PRESIDENT BORING: What is it about Barack Obama that caused his vice president Joe Biden to fall asleep during the president’s speech Tuesday? “Barack Obama has become the most tedious president in my lifetime. He is like those college professors whose classes you did everything you could to avoid but, if you had to go, sat as far back as possible in order to get a little shut-eye yourself. But what is it about Obama that makes him so boring? I submit it is something quite simple — he has nothing to say.”

MICHAEL TOTTEN: Lebanon Is More Important Than Iraq. Well, it’s getting less attention from the Obama Administration, which given their track record in the Mideast is probably a good sign.

Meanwhile, I highly recommend Totten’s book, The Road To Fatima Gate.

RETIREMENT REFORM: Make 70 The New 65. “There is simply no good reason 21st-century workers should operate under obsolete 1930s-era expectations and 1970s rules. We’re living longer, working longer, and in general, holding down jobs that are far less physically taxing than those of previous generations.”

UPDATE: I had some related thoughts.

HEH: “Wait a second, these rich folks formed a tax exempt corporation (‘nonprofit organization’ to use the lefty term) to protest the fact that rich people can evade taxes? . . . I realize that liberalism is for rich social climbers, but this one seems to be climbing the Empire State building.”

DONALD LUSKIN: Remembering The Real Ayn Rand:

Tomorrow’s release of the movie version of “Atlas Shrugged” is focusing attention on Ayn Rand’s 1957 opus and the free-market ideas it espouses. Book sales for “Atlas” have always been brisk—and all the more so in the past few years, as actual events have mirrored Rand’s nightmare vision of economic collapse amid massive government expansion. Conservatives are now hailing Rand as a tea party Nostradamus, hence the timing of the movie’s premiere on tax day.

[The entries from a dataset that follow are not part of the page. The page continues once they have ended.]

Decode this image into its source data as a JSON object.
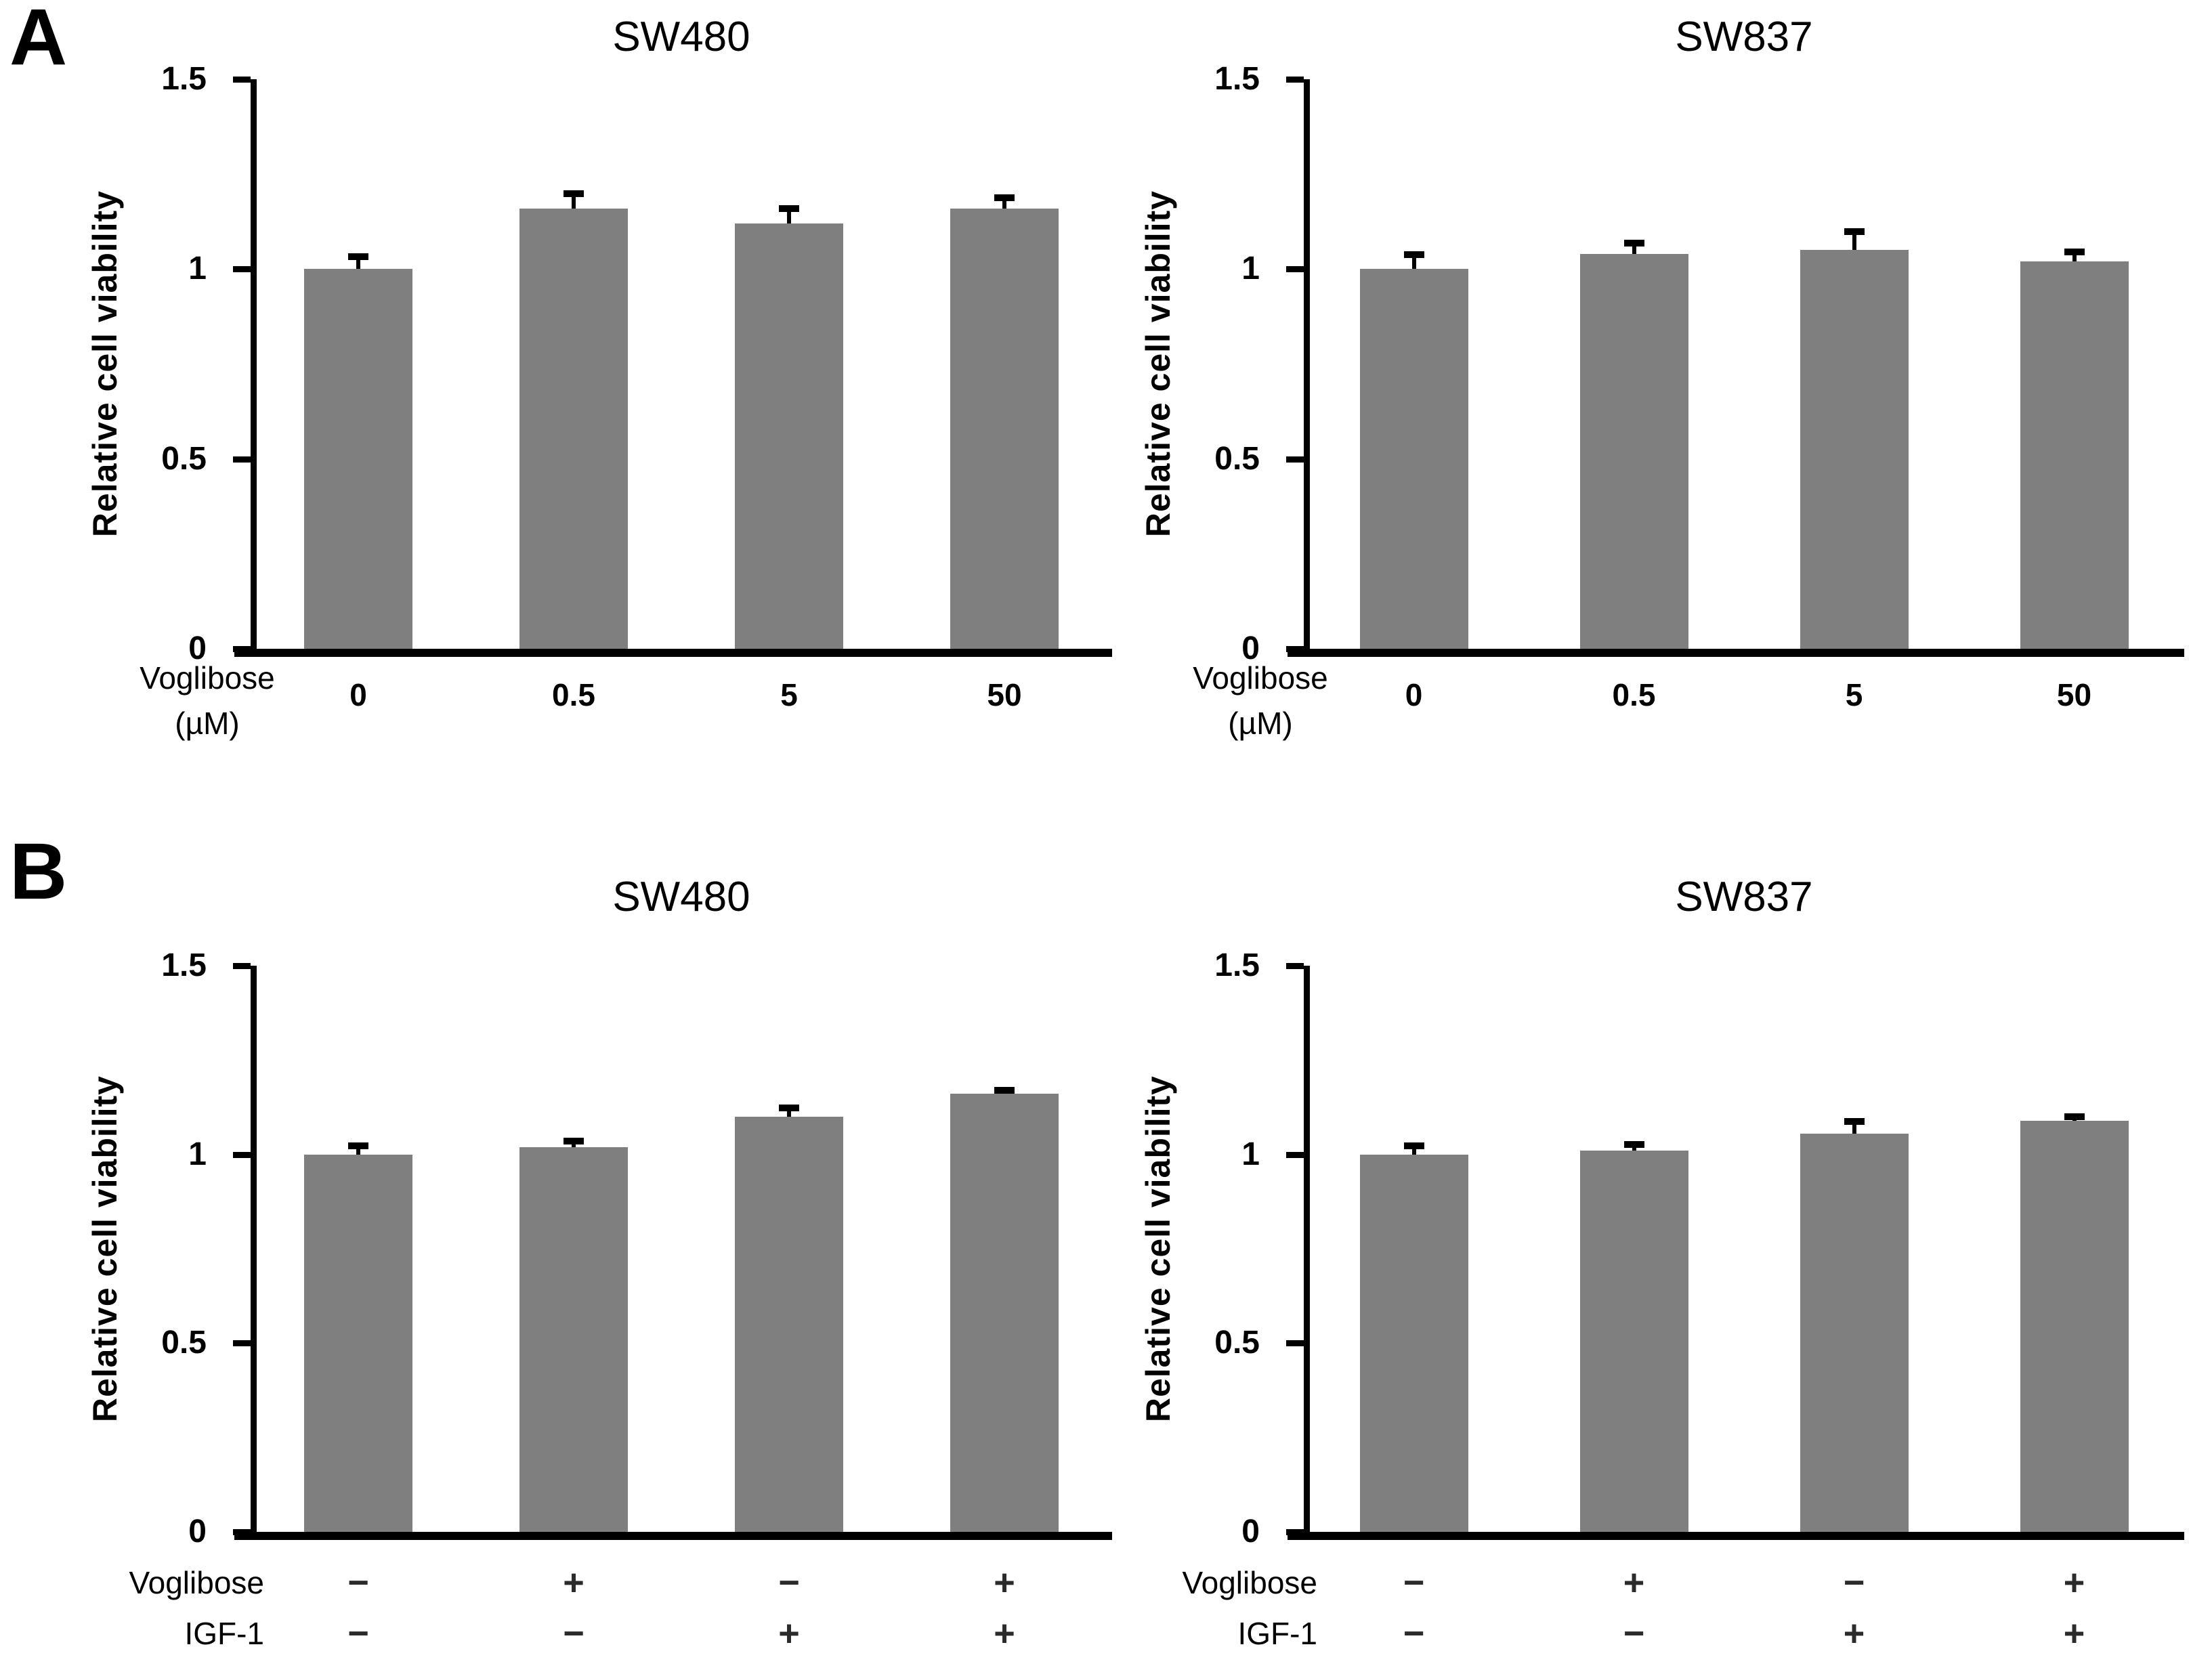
{
  "panels": [
    {
      "label": "A"
    },
    {
      "label": "B"
    }
  ],
  "colors": {
    "bar": "#7f7f7f",
    "axis": "#000000",
    "text": "#000000"
  },
  "chart_data": [
    {
      "panel": "A",
      "type": "bar",
      "title": "SW480",
      "ylabel": "Relative cell viability",
      "ylim": [
        0,
        1.5
      ],
      "yticks": [
        0,
        0.5,
        1,
        1.5
      ],
      "ytick_labels": [
        "0",
        "0.5",
        "1",
        "1.5"
      ],
      "x_axis_label_lines": [
        "Voglibose",
        "(µM)"
      ],
      "categories": [
        "0",
        "0.5",
        "5",
        "50"
      ],
      "values": [
        1.0,
        1.16,
        1.12,
        1.16
      ],
      "errors": [
        0.03,
        0.035,
        0.035,
        0.025
      ],
      "grid": false,
      "legend": "none"
    },
    {
      "panel": "A",
      "type": "bar",
      "title": "SW837",
      "ylabel": "Relative cell viability",
      "ylim": [
        0,
        1.5
      ],
      "yticks": [
        0,
        0.5,
        1,
        1.5
      ],
      "ytick_labels": [
        "0",
        "0.5",
        "1",
        "1.5"
      ],
      "x_axis_label_lines": [
        "Voglibose",
        "(µM)"
      ],
      "categories": [
        "0",
        "0.5",
        "5",
        "50"
      ],
      "values": [
        1.0,
        1.04,
        1.05,
        1.02
      ],
      "errors": [
        0.035,
        0.025,
        0.045,
        0.022
      ],
      "grid": false,
      "legend": "none"
    },
    {
      "panel": "B",
      "type": "bar",
      "title": "SW480",
      "ylabel": "Relative cell viability",
      "ylim": [
        0,
        1.5
      ],
      "yticks": [
        0,
        0.5,
        1,
        1.5
      ],
      "ytick_labels": [
        "0",
        "0.5",
        "1",
        "1.5"
      ],
      "condition_rows": [
        {
          "label": "Voglibose",
          "signs": [
            "−",
            "+",
            "−",
            "+"
          ]
        },
        {
          "label": "IGF-1",
          "signs": [
            "−",
            "−",
            "+",
            "+"
          ]
        }
      ],
      "values": [
        1.0,
        1.02,
        1.1,
        1.16
      ],
      "errors": [
        0.02,
        0.012,
        0.02,
        0.006
      ],
      "grid": false,
      "legend": "none"
    },
    {
      "panel": "B",
      "type": "bar",
      "title": "SW837",
      "ylabel": "Relative cell viability",
      "ylim": [
        0,
        1.5
      ],
      "yticks": [
        0,
        0.5,
        1,
        1.5
      ],
      "ytick_labels": [
        "0",
        "0.5",
        "1",
        "1.5"
      ],
      "condition_rows": [
        {
          "label": "Voglibose",
          "signs": [
            "−",
            "+",
            "−",
            "+"
          ]
        },
        {
          "label": "IGF-1",
          "signs": [
            "−",
            "−",
            "+",
            "+"
          ]
        }
      ],
      "values": [
        1.0,
        1.01,
        1.055,
        1.09
      ],
      "errors": [
        0.02,
        0.012,
        0.028,
        0.006
      ],
      "grid": false,
      "legend": "none"
    }
  ]
}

When Rand created the character of Wesley Mouch, it’s as though she was anticipating Barney Frank (D., Mass). Mouch is the economic czar in “Atlas Shrugged” whose every move weakens the economy, which in turn gives him the excuse to demand broader powers. Mr. Frank steered Fannie Mae and Freddie Mac to disaster with mandates for more lending to low-income borrowers. After Fannie and Freddie collapsed under the weight of their subprime mortgage books, Mr. Frank proclaimed last year: “The way to cure that is to give us more authority.” Mouch couldn’t have said it better himself.

But it’s a misreading of “Atlas” to claim that it is simply an antigovernment tract or an uncritical celebration of big business. In fact, the real villain of “Atlas” is a big businessman, railroad CEO James Taggart, whose crony capitalism does more to bring down the economy than all of Mouch’s regulations. With Taggart, Rand was anticipating figures like Angelo Mozilo, the CEO of Countrywide Financial, the subprime lender that proved to be a toxic mortgage factory. Like Taggart, Mr. Mozilo engineered government subsidies for his company in the name of noble-sounding virtues like home ownership for all.

There’s a big difference between favoring free markets, and favoring big business.

CLIVE CROOK: Obama’s Speech Was A Waste Of Breath.

Obama had a difficult assignment in this speech, partly because of the exaggerated hopes for it (see previous post). Even allowing for that, it was weak both politically and substantively. My instant unguarded reaction, in fact, was to find it not just weak but pitiful. I honestly wondered why he bothered.

There was no sign of anything worth calling a plan to curb borrowing faster than in the budget. He offered no more than a list of headings under which $4 trillion of deficit reduction (including the $2 trillion already in his budget) might be found–domestic non-security spending, defense, health costs, and tax reform. Fine, sure. But what he said was devoid of detail. He spent more of his time stressing what he would not agree to than describing clear proposals of his own.

And this is from a guy who doesn’t like the Ryan plan.

UPDATE: Krauthammer: “I thought it was a disgrace.”